The Languishing Project

Author: Suzanne Cole

Suzanne Cole (she/her/hers) weaves together mental health, spiritual care, and justice advocacy, empowering communities to confront oppression and deepen their faith through transformative community ministry.

In today’s social and political climate, working for social justice has become incredibly difficult: increasing political turmoil and disenfranchisement, widespread social harm, and the repression of cultural and spiritual diversity in our communities and country have created a serious threat to those who seek to create a culture of counter oppression and justice-oriented praxis. These conditions, supported and reinforced by systems of oppression and marginalization, create barriers that individuals are forced to navigate as they set out to make change in the world, obstacles that often leave such practitioners feeling demotivated, demoralized, and further disenfranchised within their communities.

The effects that such individuals experience can be understood as emotional responses to the challenges of our times. While these reactions must be validated and understood as products of our cultures of supremacy, as social justice practitioners, we also have a responsibility to learn how to work with these responses, to unpack our previous perspectives on our work and communities to find new pathways to action – if we stay stuck in our reactions to the obstacles of this work, we become entrenched in a state of indecision, inaction, and hopelessness, a condition that we label as “Languishing.”
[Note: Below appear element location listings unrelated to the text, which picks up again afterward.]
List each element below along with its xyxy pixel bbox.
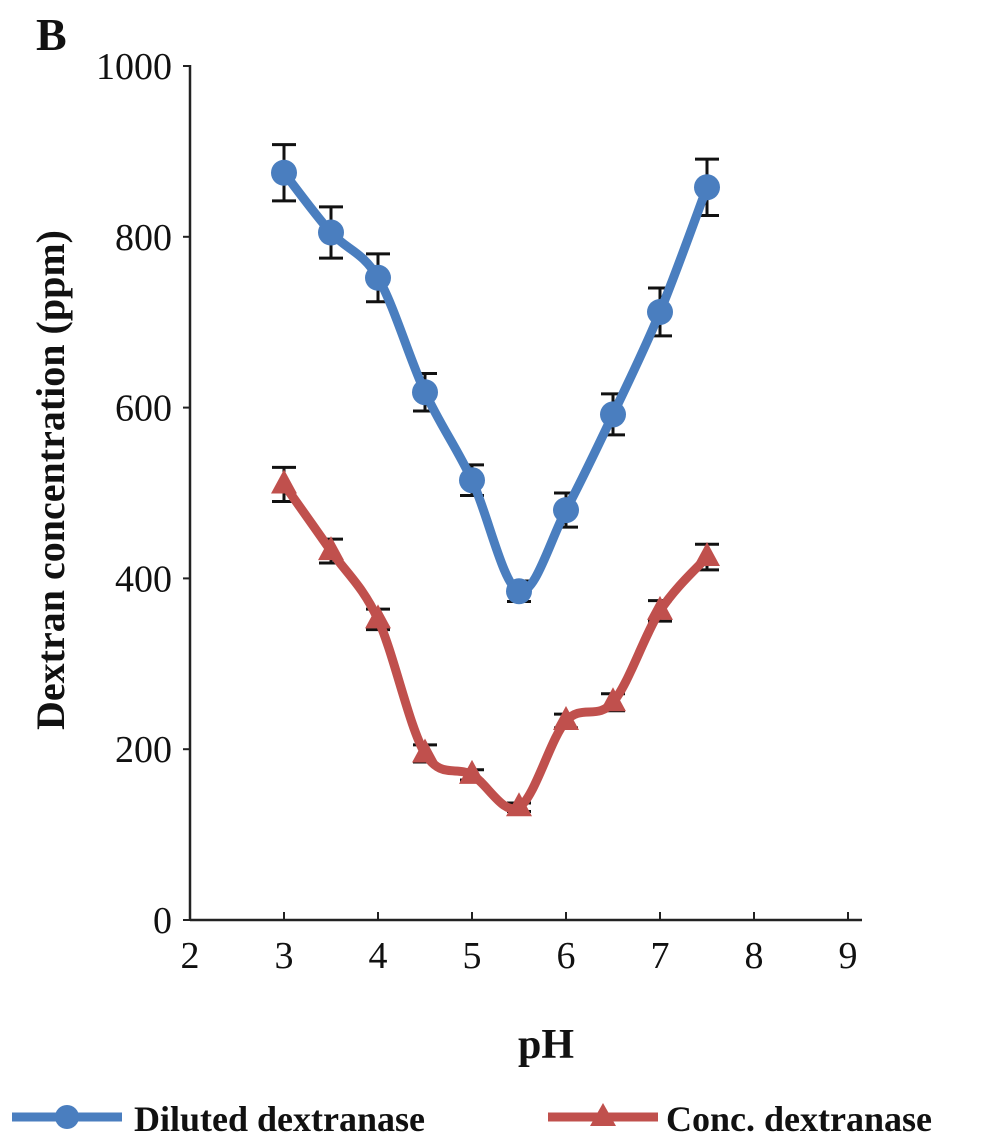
axes <box>188 65 862 922</box>
data-point-circle <box>318 219 344 246</box>
y-tick-label: 1000 <box>96 46 172 88</box>
x-tick-group: 2 3 4 5 6 7 8 9 <box>181 912 858 977</box>
legend-label-conc: Conc. dextranase <box>666 1099 932 1136</box>
x-tick-label: 9 <box>839 935 858 977</box>
x-tick-label: 7 <box>651 935 670 977</box>
legend-item-conc: Conc. dextranase <box>548 1099 932 1136</box>
y-tick-label: 600 <box>115 388 172 430</box>
data-point-circle <box>506 578 532 605</box>
x-tick-label: 6 <box>557 935 576 977</box>
panel-label: B <box>36 9 67 60</box>
x-tick-label: 2 <box>181 935 200 977</box>
data-point-triangle <box>694 542 720 567</box>
legend-circle-marker <box>55 1105 79 1129</box>
legend: Diluted dextranase Conc. dextranase <box>12 1099 932 1136</box>
data-point-triangle <box>553 706 579 731</box>
data-point-circle <box>600 401 626 428</box>
series-line <box>279 168 712 596</box>
y-tick-group: 0 200 400 600 800 1000 <box>96 46 190 942</box>
data-point-triangle <box>318 536 344 561</box>
y-tick-label: 800 <box>115 217 172 259</box>
legend-triangle-marker <box>590 1103 616 1126</box>
data-point-triangle <box>647 595 673 620</box>
data-point-triangle <box>271 469 297 494</box>
x-tick-label: 5 <box>463 935 482 977</box>
y-axis-label: Dextran concentration (ppm) <box>28 230 73 730</box>
data-point-triangle <box>459 759 485 784</box>
y-tick-label: 0 <box>153 900 172 942</box>
series-diluted <box>271 143 720 605</box>
series-layer <box>271 143 720 817</box>
series-conc <box>271 465 720 817</box>
y-tick-label: 200 <box>115 729 172 771</box>
data-point-triangle <box>600 687 626 712</box>
data-point-triangle <box>412 738 438 763</box>
x-tick-label: 8 <box>745 935 764 977</box>
legend-label-diluted: Diluted dextranase <box>134 1099 425 1136</box>
legend-item-diluted: Diluted dextranase <box>12 1099 425 1136</box>
data-point-circle <box>271 159 297 186</box>
data-point-triangle <box>506 792 532 817</box>
x-tick-label: 3 <box>275 935 294 977</box>
data-point-circle <box>412 379 438 406</box>
x-tick-label: 4 <box>369 935 388 977</box>
data-point-circle <box>459 467 485 494</box>
y-tick-label: 400 <box>115 558 172 600</box>
data-point-circle <box>694 174 720 201</box>
x-axis-label: pH <box>518 1022 574 1068</box>
data-point-circle <box>647 298 673 325</box>
data-point-circle <box>365 264 391 291</box>
series-line <box>279 479 712 814</box>
data-point-triangle <box>365 604 391 629</box>
data-point-circle <box>553 497 579 524</box>
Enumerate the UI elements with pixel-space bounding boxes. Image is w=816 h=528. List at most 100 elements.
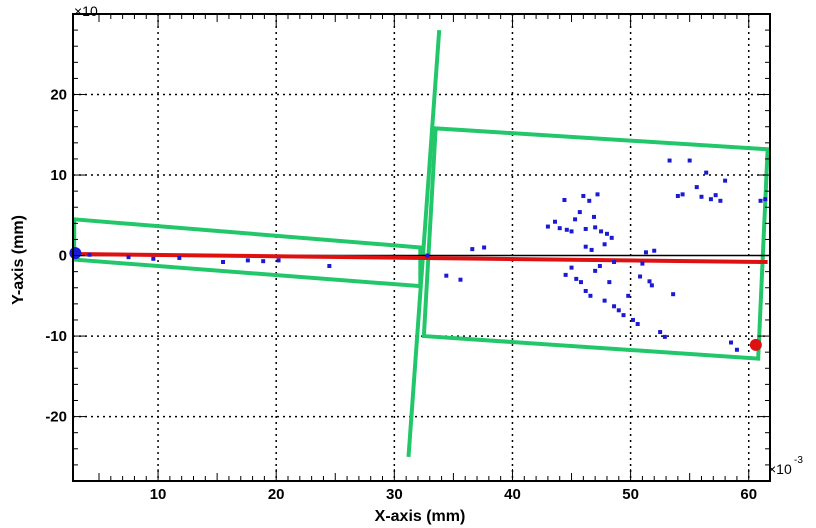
- data-point: [640, 261, 645, 266]
- data-point: [647, 279, 652, 284]
- data-point: [573, 217, 578, 222]
- data-point: [458, 277, 463, 282]
- data-point: [569, 229, 574, 234]
- data-point: [630, 317, 635, 322]
- data-point: [564, 227, 569, 232]
- data-point: [713, 193, 718, 198]
- x-tick-label: 20: [268, 486, 285, 503]
- data-point: [470, 247, 475, 252]
- data-point: [87, 252, 92, 257]
- data-point: [621, 313, 626, 318]
- tick-labels: 10 20 30 40 50 60 20 10 0 -10 -20: [45, 87, 757, 503]
- data-point: [635, 321, 640, 326]
- data-point: [667, 158, 672, 163]
- data-point: [649, 283, 654, 288]
- data-point: [593, 225, 598, 230]
- data-point: [261, 259, 266, 264]
- data-point: [671, 292, 676, 297]
- data-point: [758, 198, 763, 203]
- x-tick-label: 30: [386, 486, 403, 503]
- data-point: [482, 245, 487, 250]
- data-point: [602, 242, 607, 247]
- y-tick-label: -10: [45, 328, 67, 345]
- data-point: [569, 265, 574, 270]
- data-point: [562, 197, 567, 202]
- data-point: [574, 276, 579, 281]
- data-point: [763, 197, 768, 202]
- x-tick-label: 60: [740, 486, 757, 503]
- data-point: [593, 268, 598, 273]
- data-point: [708, 197, 713, 202]
- data-point: [583, 288, 588, 293]
- data-point: [699, 194, 704, 199]
- data-point: [581, 193, 586, 198]
- data-point: [643, 250, 648, 255]
- data-point: [602, 298, 607, 303]
- data-point: [604, 231, 609, 236]
- data-point: [612, 304, 617, 309]
- start-point-marker: [69, 247, 82, 260]
- y-axis-title: Y-axis (mm): [10, 215, 27, 305]
- data-point: [545, 224, 550, 229]
- data-point: [729, 340, 734, 345]
- detector-plane: [406, 29, 442, 457]
- data-point: [126, 255, 131, 260]
- data-point: [638, 274, 643, 279]
- data-point: [151, 256, 156, 261]
- x-multiplier-label: ×10: [768, 461, 792, 477]
- data-point: [595, 192, 600, 197]
- y-tick-label: -20: [45, 409, 67, 426]
- data-point: [557, 226, 562, 231]
- data-point: [591, 214, 596, 219]
- data-point: [583, 244, 588, 249]
- data-point: [589, 247, 594, 252]
- data-point: [597, 264, 602, 269]
- data-point: [652, 248, 657, 253]
- data-point: [723, 178, 728, 183]
- detector-box: [421, 126, 770, 361]
- detector-geometry: [72, 29, 770, 457]
- data-point: [704, 170, 709, 175]
- data-point: [680, 192, 685, 197]
- data-point: [245, 258, 250, 263]
- data-point: [583, 226, 588, 231]
- track-fit-line: [72, 251, 768, 264]
- data-point: [607, 280, 612, 285]
- data-point: [675, 193, 680, 198]
- data-point: [662, 334, 667, 339]
- data-point: [616, 308, 621, 313]
- data-point: [577, 210, 582, 215]
- y-tick-label: 10: [50, 167, 67, 184]
- plot-frame: [72, 13, 771, 482]
- x-tick-label: 50: [622, 486, 639, 503]
- data-point: [425, 253, 430, 258]
- data-point: [276, 258, 281, 263]
- x-tick-label: 10: [150, 486, 167, 503]
- data-point: [587, 198, 592, 203]
- axis-ticks: [73, 14, 770, 481]
- x-tick-label: 40: [504, 486, 521, 503]
- data-points: [73, 158, 768, 352]
- data-point: [658, 330, 663, 335]
- data-point: [734, 347, 739, 352]
- end-point-marker: [749, 338, 762, 351]
- data-point: [687, 158, 692, 163]
- data-point: [444, 273, 449, 278]
- grid: [73, 14, 770, 481]
- track-line: [72, 251, 768, 264]
- y-tick-label: 20: [50, 87, 67, 104]
- y-tick-label: 0: [59, 248, 67, 265]
- data-point: [599, 229, 604, 234]
- data-point: [588, 293, 593, 298]
- data-point: [578, 280, 583, 285]
- data-point: [718, 198, 723, 203]
- data-point: [626, 293, 631, 298]
- data-point: [177, 255, 182, 260]
- data-point: [609, 235, 614, 240]
- data-point: [563, 272, 568, 277]
- data-point: [221, 259, 226, 264]
- data-point: [327, 264, 332, 269]
- data-point: [552, 219, 557, 224]
- y-multiplier-label: ×10: [74, 3, 98, 19]
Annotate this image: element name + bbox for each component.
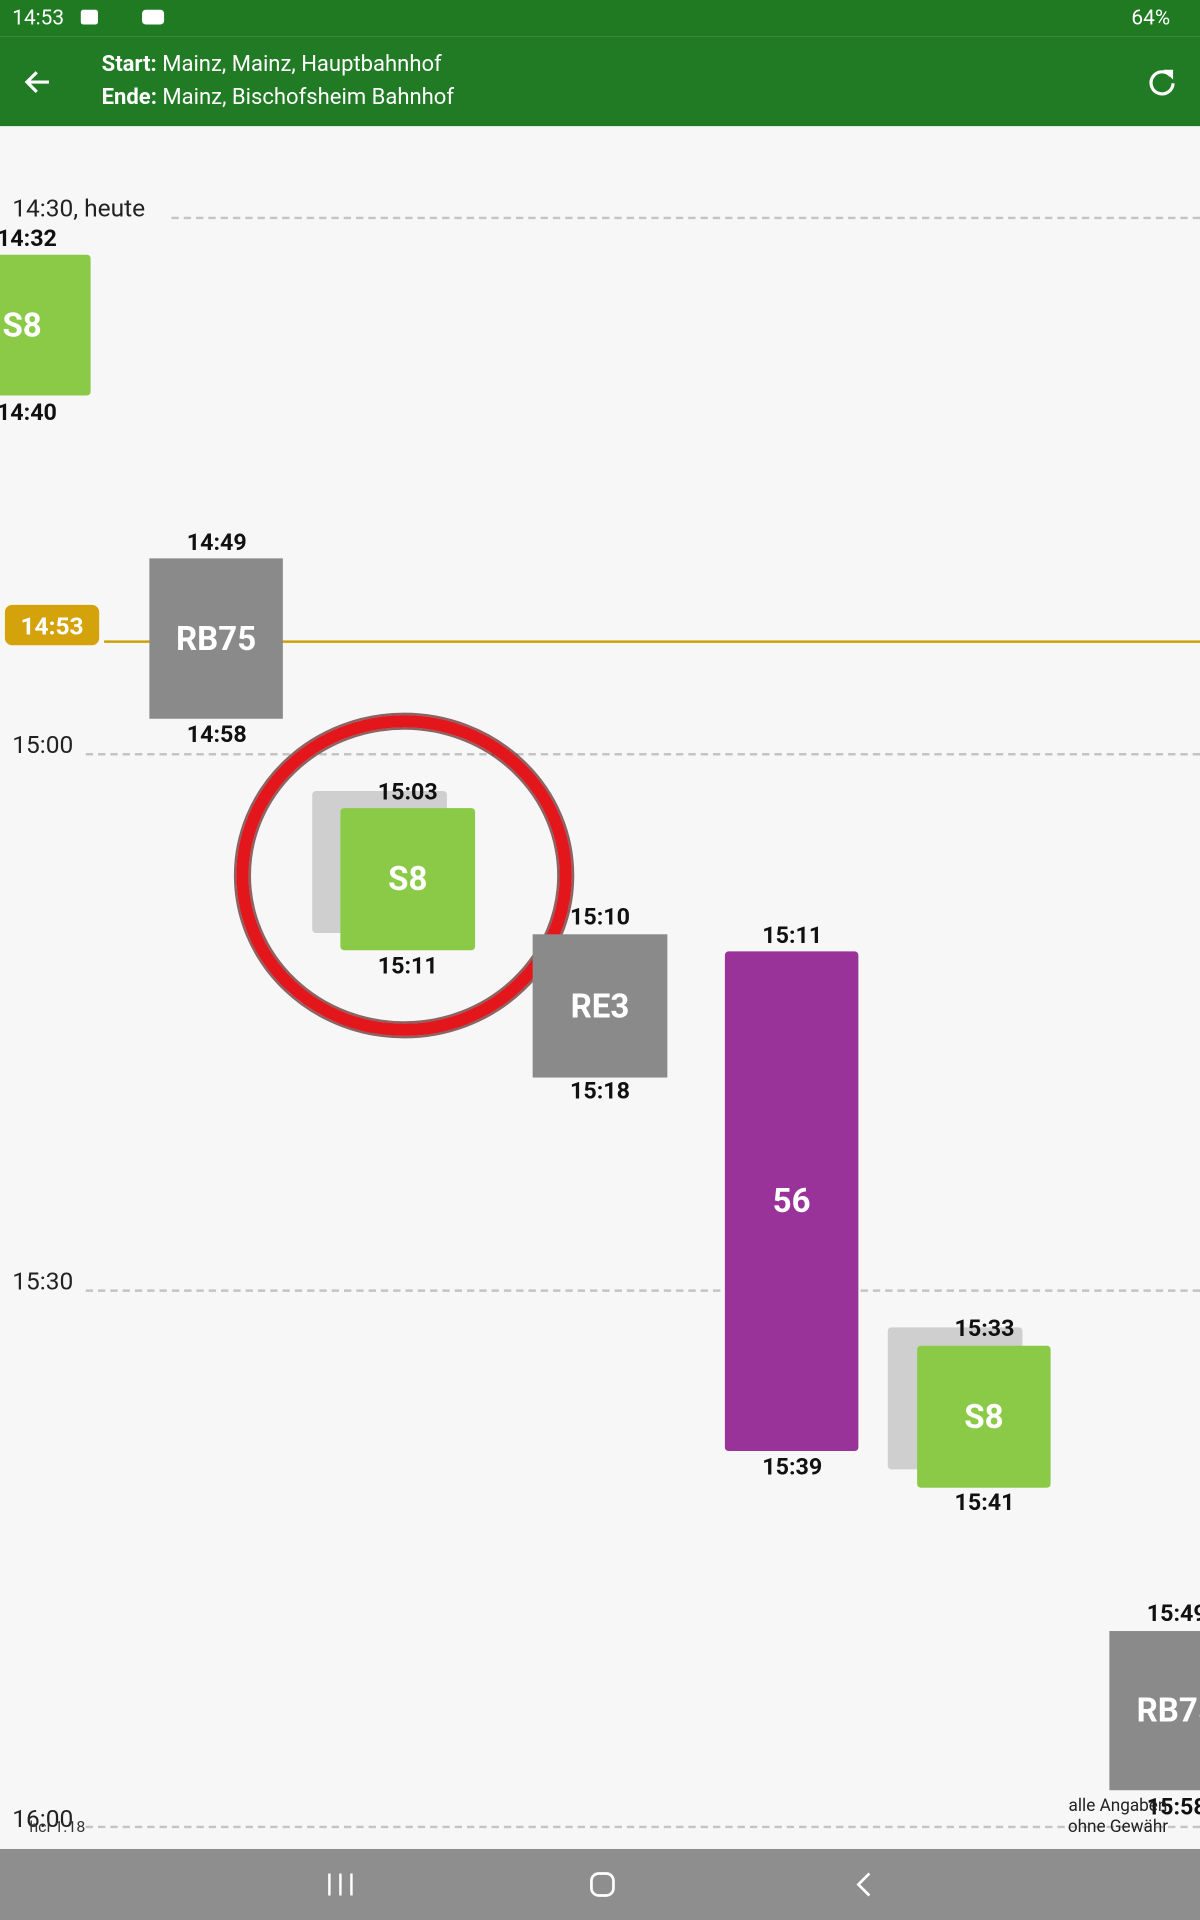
line-label: S8 bbox=[2, 305, 42, 345]
departure: 15:49 bbox=[1146, 1599, 1200, 1628]
arrival: 15:18 bbox=[570, 1076, 630, 1105]
time-label: 15:30 bbox=[12, 1266, 81, 1296]
time-line bbox=[85, 1289, 1200, 1292]
arrival: 15:58 bbox=[1146, 1792, 1200, 1821]
trip[interactable]: S8 bbox=[340, 808, 476, 951]
start-row: Start: Mainz, Mainz, Hauptbahnhof bbox=[102, 51, 442, 77]
departure: 15:33 bbox=[954, 1313, 1015, 1343]
line-label: RB75 bbox=[1136, 1691, 1200, 1731]
start-station: Mainz, Mainz, Hauptbahnhof bbox=[162, 51, 442, 78]
end-row: Ende: Mainz, Bischofsheim Bahnhof bbox=[102, 84, 454, 110]
time-line bbox=[85, 1825, 1200, 1829]
arrival: 14:40 bbox=[0, 397, 57, 427]
trip[interactable]: 56 bbox=[724, 951, 859, 1452]
version: hci 1.18 bbox=[29, 1818, 86, 1837]
departure: 14:32 bbox=[0, 224, 57, 253]
trip[interactable]: S8 bbox=[917, 1345, 1051, 1488]
end-station: Mainz, Bischofsheim Bahnhof bbox=[162, 84, 455, 111]
time-line bbox=[85, 753, 1200, 756]
status-bar: 14:53 64% bbox=[0, 0, 1200, 37]
trip[interactable]: RB75 bbox=[1109, 1631, 1200, 1791]
trip[interactable]: RB75 bbox=[149, 558, 283, 719]
time-line bbox=[171, 216, 1200, 220]
icon bbox=[80, 9, 98, 25]
departure: 15:11 bbox=[762, 920, 823, 949]
recent-apps-button[interactable] bbox=[326, 1871, 355, 1898]
highlight-circle bbox=[233, 712, 575, 1039]
departure: 15:10 bbox=[570, 902, 630, 931]
icon bbox=[142, 9, 165, 25]
home-button[interactable] bbox=[588, 1870, 617, 1899]
now-line bbox=[104, 640, 1200, 643]
time-label: 15:00 bbox=[12, 729, 81, 760]
arrival: 15:41 bbox=[954, 1487, 1015, 1516]
refresh-button[interactable] bbox=[1146, 66, 1178, 98]
text: alle Angaben bbox=[1068, 1796, 1168, 1816]
line-label: 56 bbox=[772, 1181, 811, 1221]
battery: 64% bbox=[1131, 6, 1171, 31]
app-bar: Start: Mainz, Mainz, Hauptbahnhof Ende: … bbox=[0, 36, 1200, 127]
clock: 14:53 bbox=[12, 6, 65, 31]
text: ohne Gewähr bbox=[1067, 1817, 1169, 1837]
time-label: 16:00 bbox=[12, 1803, 81, 1834]
back-nav-button[interactable] bbox=[852, 1870, 876, 1899]
line-label: S8 bbox=[388, 859, 428, 899]
disclaimer: alle Angaben ohne Gewähr bbox=[1060, 1796, 1175, 1838]
trip[interactable]: RE3 bbox=[532, 934, 668, 1078]
arrival: 14:58 bbox=[186, 720, 247, 749]
line-label: S8 bbox=[964, 1397, 1004, 1437]
back-button[interactable] bbox=[22, 66, 54, 98]
departure: 14:49 bbox=[186, 527, 247, 556]
trip[interactable]: S8 bbox=[0, 254, 91, 396]
line-label: RE3 bbox=[570, 986, 630, 1026]
label: Ende: bbox=[101, 84, 157, 111]
arrival: 15:39 bbox=[762, 1452, 823, 1481]
navigation-bar bbox=[0, 1848, 1200, 1920]
arrival: 15:11 bbox=[377, 951, 438, 980]
departure: 15:03 bbox=[377, 777, 438, 806]
now-label: 14:53 bbox=[4, 604, 100, 646]
line-label: RB75 bbox=[176, 618, 257, 659]
label: Start: bbox=[101, 51, 157, 78]
time-label: 14:30, heute bbox=[12, 193, 153, 223]
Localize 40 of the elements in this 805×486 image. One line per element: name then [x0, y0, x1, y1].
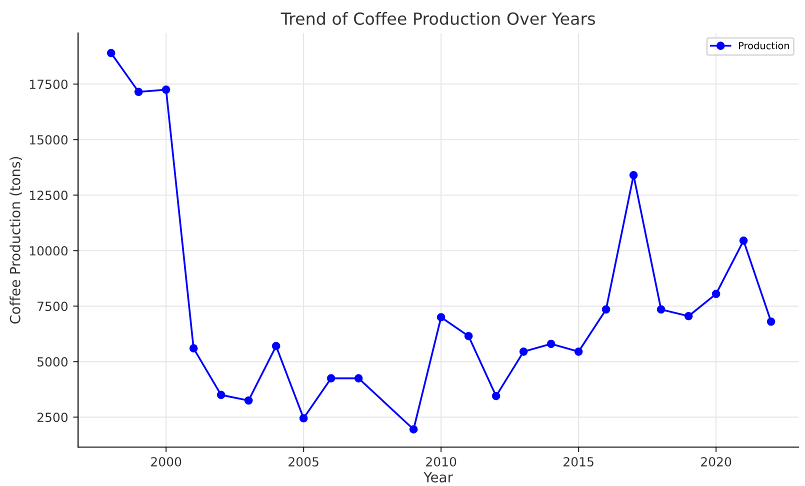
point — [244, 396, 253, 405]
point — [354, 374, 363, 382]
x-axis-title: Year — [424, 472, 454, 482]
point — [189, 344, 198, 352]
x-tick-label: 2015 — [564, 457, 594, 467]
legend-label: Production — [739, 42, 789, 50]
y-tick-label: 5000 — [38, 357, 68, 367]
point — [464, 332, 473, 340]
x-tick-label: 2000 — [151, 457, 182, 467]
point — [134, 88, 143, 96]
chart-title: Trend of Coffee Production Over Years — [280, 12, 595, 25]
point — [519, 347, 528, 356]
point — [216, 390, 226, 400]
point — [492, 392, 500, 400]
point — [712, 290, 720, 298]
y-tick-label: 7500 — [38, 302, 68, 312]
point — [684, 312, 693, 320]
point — [766, 318, 776, 326]
y-tick-label: 15000 — [30, 135, 68, 145]
point — [546, 340, 556, 348]
y-tick-label: 17500 — [30, 80, 68, 90]
x-tick-label: 2010 — [426, 457, 456, 467]
point — [739, 236, 748, 245]
point — [106, 48, 116, 58]
y-tick-label: 12500 — [30, 190, 68, 200]
point — [299, 414, 308, 422]
y-tick-label: 10000 — [30, 246, 68, 256]
point — [656, 305, 666, 314]
y-tick-label: 2500 — [37, 412, 68, 422]
y-axis-title: Coffee Production (tons) — [10, 156, 22, 324]
point — [602, 305, 610, 314]
point — [629, 170, 638, 180]
point — [326, 374, 336, 382]
point — [436, 313, 446, 322]
point — [272, 342, 280, 350]
x-tick-label: 2005 — [288, 457, 318, 467]
point — [574, 347, 583, 356]
point — [409, 425, 418, 434]
x-tick-label: 2020 — [701, 457, 732, 467]
point — [162, 85, 170, 94]
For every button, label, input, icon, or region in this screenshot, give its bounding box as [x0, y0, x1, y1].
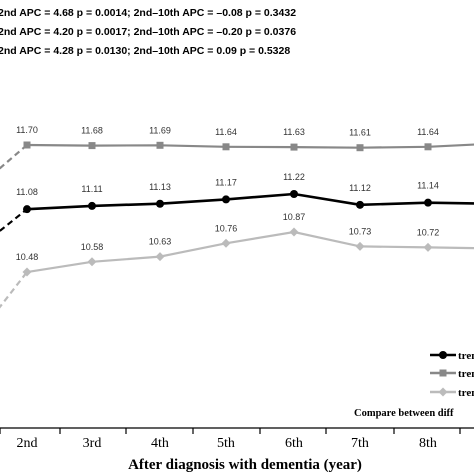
- series-2: 10.48 10.58 10.63 10.76 10.87 10.73 10.72: [0, 212, 474, 309]
- series-0-data-label: 11.70: [16, 125, 38, 135]
- legend-entry: tren: [430, 350, 474, 362]
- series-0-data-label: 11.69: [149, 125, 171, 135]
- series-0-data-label: 11.61: [349, 128, 371, 138]
- legend-label: tren: [458, 368, 474, 380]
- x-tick-label: 4th: [151, 436, 169, 451]
- series-1-data-label: 11.17: [215, 177, 237, 187]
- series-2-point: [221, 238, 231, 248]
- series-0-point: [88, 142, 96, 150]
- legend: tren tren tren: [430, 350, 474, 399]
- series-0-point: [156, 141, 164, 149]
- legend-marker: [439, 351, 447, 359]
- series-2-point: [155, 252, 165, 262]
- series-2-data-label: 10.76: [215, 223, 238, 233]
- series-0-data-label: 11.64: [215, 127, 237, 137]
- series-1-data-label: 11.13: [149, 182, 171, 192]
- legend-label: tren: [458, 387, 474, 399]
- x-tick-label: 6th: [285, 436, 303, 451]
- series-0-point: [222, 143, 230, 151]
- apc-stat-line-3: 2nd APC = 4.28 p = 0.0130; 2nd–10th APC …: [0, 45, 290, 57]
- series-1-data-label: 11.22: [283, 172, 305, 182]
- series-0: 11.70 11.68 11.69 11.64 11.63 11.61 11.64: [0, 125, 474, 170]
- apc-statistics-block: 2nd APC = 4.68 p = 0.0014; 2nd–10th APC …: [0, 7, 296, 57]
- series-2-data-label: 10.73: [349, 226, 372, 236]
- series-2-point: [423, 242, 433, 252]
- series-0-point: [356, 144, 364, 152]
- series-2-point: [22, 267, 32, 277]
- series-1-point: [23, 205, 31, 214]
- series-2-data-label: 10.48: [16, 252, 39, 262]
- series-0-data-label: 11.68: [81, 126, 103, 136]
- series-1-data-label: 11.14: [417, 181, 439, 191]
- series-0-data-label: 11.63: [283, 127, 305, 137]
- legend-entry: tren: [430, 387, 474, 399]
- series-2-point: [289, 227, 299, 237]
- apc-stat-line-1: 2nd APC = 4.68 p = 0.0014; 2nd–10th APC …: [0, 7, 296, 19]
- series-1-point: [88, 201, 96, 210]
- legend-label: tren: [458, 350, 474, 362]
- legend-marker: [438, 387, 448, 397]
- series-0-point: [290, 143, 298, 151]
- series-1-data-label: 11.12: [349, 183, 371, 193]
- series-1-point: [156, 199, 164, 208]
- series-2-data-label: 10.58: [81, 242, 104, 252]
- series-0-line: [26, 143, 474, 149]
- series-0-lead-in-dashed: [0, 144, 28, 170]
- series-1-line: [26, 192, 474, 211]
- plot-area: 11.70 11.68 11.69 11.64 11.63 11.61 11.64 11.08…: [0, 125, 474, 309]
- series-2-data-label: 10.72: [417, 227, 440, 237]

The goal of The Languishing Project, then, is to provide practitioners with mental health, spiritual, and theological content and resources that can act as a “first response” to the emotional and spiritual harm experienced as we work to counter systems of oppression, to help individuals progress out of a state of languishing into a space of spiritual grounding and deeper resilience. Practitioners will have the opportunity to reflect on their relationship with praxis, reflect on their emotional responses and reframe their reactions to the crises of our world, and dream into a future of deep action for social justice. By transforming ourselves and our relationship to this work, we have the power to come together more faithfully and effectively to transform our world.